Communicate clearly: When sharing SHAP results with non-technical stakeholders, use visuals and analogies. Describe the base value as the “average prediction” and SHAP values as the “push or pull” each factor has on that average.
Remember, SHAP values are additive, meaning the model’s prediction for any policyholder equals the base value plus the sum of all SHAP values for that individual’s features. This property ensures your explanations are consistent and trustworthy[2].
While SHAP can be computationally intensive—especially when models have many features—it’s been optimized for common actuarial models like tree-based algorithms, making it practical for real-world use[1]. Also, many actuarial software environments now support SHAP integration, so you can explore these explanations without heavy coding.

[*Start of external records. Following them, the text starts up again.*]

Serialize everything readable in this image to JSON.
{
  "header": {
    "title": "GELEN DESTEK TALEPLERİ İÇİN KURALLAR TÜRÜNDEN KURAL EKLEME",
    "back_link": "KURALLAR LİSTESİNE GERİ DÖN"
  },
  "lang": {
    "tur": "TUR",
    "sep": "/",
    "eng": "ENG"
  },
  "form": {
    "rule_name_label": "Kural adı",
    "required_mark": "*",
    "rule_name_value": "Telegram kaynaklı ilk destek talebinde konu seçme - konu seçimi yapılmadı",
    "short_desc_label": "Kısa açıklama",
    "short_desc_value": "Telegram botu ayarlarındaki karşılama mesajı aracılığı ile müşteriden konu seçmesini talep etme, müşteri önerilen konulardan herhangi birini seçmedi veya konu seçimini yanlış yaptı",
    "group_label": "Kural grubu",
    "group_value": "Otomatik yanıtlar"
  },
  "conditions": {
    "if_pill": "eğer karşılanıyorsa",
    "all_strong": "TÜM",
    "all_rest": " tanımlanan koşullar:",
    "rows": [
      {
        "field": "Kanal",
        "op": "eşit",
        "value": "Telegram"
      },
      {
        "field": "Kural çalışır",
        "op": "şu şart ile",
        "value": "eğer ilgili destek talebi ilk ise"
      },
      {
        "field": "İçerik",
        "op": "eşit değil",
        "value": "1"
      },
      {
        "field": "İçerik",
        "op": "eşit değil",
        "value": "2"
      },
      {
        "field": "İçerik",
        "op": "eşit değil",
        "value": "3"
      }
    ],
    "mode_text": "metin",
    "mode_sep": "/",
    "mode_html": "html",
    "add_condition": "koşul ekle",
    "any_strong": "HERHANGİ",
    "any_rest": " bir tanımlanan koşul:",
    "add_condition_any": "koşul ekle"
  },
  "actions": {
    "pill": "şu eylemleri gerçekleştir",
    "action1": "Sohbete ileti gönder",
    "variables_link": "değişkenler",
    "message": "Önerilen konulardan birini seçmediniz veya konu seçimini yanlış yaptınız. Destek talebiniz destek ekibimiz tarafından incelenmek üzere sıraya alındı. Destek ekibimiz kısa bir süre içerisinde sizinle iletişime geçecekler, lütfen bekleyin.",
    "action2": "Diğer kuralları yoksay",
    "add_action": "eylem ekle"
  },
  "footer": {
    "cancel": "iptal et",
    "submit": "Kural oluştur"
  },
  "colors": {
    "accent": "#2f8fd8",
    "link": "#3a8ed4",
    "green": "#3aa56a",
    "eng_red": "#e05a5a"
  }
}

In summary, SHAP is a powerful, mathematically grounded method that lets actuaries peek inside their machine learning models. By breaking down predictions into understandable feature contributions, SHAP demystifies complex algorithms and strengthens trust in model-driven decisions. Whether you’re explaining a single policy’s risk or assessing feature importance across your portfolio, SHAP gives you the tools to communicate insights clearly and confidently.
Give SHAP a try in your next machine learning project. With just a little practice, you’ll find it an invaluable friend in bridging the gap between technical models and actuarial expertise. And as you grow more comfortable, you might even discover new patterns and relationships in your data that were previously hidden in the black box.